La notizia del giorno è quella dell’ennesima strage di cristiani in Africa, questa volta in Kenya, e Papa Francesco durante la giornata ha inviato un telegramma per condannare la “brutalità insensata” dell’attacco. Ma le attenzioni sono anche sull’Iraq, dove il Cardinal Fernando Filoni sta celebrando i riti della Settimana Santa con i profughi. Sono anche alla Siria, dove lo Stato Islamico ha ripreso posizioni. Sono anche alla Cina, per un dialogo che Papa Francesco non vuole impossibile.
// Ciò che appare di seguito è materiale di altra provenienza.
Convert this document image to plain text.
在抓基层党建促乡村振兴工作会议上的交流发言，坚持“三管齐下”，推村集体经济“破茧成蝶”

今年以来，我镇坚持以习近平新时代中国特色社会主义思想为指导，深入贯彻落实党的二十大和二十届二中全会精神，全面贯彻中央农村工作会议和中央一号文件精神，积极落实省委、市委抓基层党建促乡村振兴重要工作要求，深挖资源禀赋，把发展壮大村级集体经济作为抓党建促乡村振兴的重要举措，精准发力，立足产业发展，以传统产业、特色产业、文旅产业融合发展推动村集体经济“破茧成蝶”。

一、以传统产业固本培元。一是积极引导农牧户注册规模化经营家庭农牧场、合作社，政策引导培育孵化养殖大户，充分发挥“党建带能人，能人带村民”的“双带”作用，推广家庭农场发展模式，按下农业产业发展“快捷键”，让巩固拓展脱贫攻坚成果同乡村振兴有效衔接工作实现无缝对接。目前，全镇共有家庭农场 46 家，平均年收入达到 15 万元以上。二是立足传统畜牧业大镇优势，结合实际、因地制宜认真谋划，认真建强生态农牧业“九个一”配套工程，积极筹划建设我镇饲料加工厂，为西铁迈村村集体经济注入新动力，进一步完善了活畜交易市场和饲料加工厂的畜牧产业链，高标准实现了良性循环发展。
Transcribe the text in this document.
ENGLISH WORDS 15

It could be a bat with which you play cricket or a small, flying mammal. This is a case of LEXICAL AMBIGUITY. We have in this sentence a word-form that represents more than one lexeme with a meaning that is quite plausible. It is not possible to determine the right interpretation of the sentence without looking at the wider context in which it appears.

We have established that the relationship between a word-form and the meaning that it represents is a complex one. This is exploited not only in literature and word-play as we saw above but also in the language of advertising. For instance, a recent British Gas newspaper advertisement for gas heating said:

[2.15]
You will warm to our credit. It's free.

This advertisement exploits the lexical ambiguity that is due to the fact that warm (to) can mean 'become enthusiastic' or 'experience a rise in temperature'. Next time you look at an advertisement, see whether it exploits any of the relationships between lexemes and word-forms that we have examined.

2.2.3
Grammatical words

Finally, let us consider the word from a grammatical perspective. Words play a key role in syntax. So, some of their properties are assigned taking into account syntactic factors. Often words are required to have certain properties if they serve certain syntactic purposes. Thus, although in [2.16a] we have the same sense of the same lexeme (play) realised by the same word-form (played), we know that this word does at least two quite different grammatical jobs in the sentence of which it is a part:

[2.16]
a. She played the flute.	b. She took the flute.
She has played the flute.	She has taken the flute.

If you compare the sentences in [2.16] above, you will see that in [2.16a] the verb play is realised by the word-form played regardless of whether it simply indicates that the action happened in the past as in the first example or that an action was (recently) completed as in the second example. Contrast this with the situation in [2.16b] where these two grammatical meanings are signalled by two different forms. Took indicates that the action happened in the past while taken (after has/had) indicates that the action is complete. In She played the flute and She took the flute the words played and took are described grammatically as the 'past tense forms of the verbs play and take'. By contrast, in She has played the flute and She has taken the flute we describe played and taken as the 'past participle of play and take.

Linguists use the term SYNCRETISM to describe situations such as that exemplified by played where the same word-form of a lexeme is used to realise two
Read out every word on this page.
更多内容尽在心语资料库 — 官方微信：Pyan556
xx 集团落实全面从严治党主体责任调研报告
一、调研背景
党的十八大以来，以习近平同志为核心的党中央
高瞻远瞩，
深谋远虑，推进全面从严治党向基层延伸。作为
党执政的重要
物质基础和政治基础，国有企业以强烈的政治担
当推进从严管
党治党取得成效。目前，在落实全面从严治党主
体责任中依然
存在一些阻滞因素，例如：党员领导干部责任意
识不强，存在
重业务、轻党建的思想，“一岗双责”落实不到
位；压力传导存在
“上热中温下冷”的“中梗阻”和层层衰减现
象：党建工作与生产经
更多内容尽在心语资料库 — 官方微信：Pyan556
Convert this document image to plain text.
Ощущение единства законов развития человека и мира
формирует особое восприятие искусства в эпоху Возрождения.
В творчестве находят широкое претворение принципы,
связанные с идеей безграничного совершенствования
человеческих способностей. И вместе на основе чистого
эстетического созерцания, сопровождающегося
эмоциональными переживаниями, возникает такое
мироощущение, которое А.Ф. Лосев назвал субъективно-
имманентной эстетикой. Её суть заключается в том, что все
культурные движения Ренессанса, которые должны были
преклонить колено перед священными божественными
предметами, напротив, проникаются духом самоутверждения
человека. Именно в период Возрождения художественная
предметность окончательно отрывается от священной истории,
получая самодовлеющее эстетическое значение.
E tutte queste realtà sono rappresentate alla Via Crucis, perché la croce sono chiamati a portarla siriani, nigeriani, iracheni, egiziani, cinesi, persone della Terra Santa.

La tradizione romana della Via Crucis al Colosseo risale addirittura al Pontificato di Benedetto XIV, che morì nel 1758. Fu Paolo VI a riprendere la tradizione nel 1964. Ma poi la Via Crucis del Venerdì Santo acquisì un peso importantissimo con Giovanni Paolo II, sotto il quale iniziarono le dirette televisive. Sarà quasi un segno del destino che quest’anno le meditazioni – tutte centrate sul “custodire” – sono affidare all’arcivescovo Renato Corti, emerito di Novara, che fu l’ultimo a predicare gli esercizi spirituali della Curia con Giovanni Paolo II, nel 2005.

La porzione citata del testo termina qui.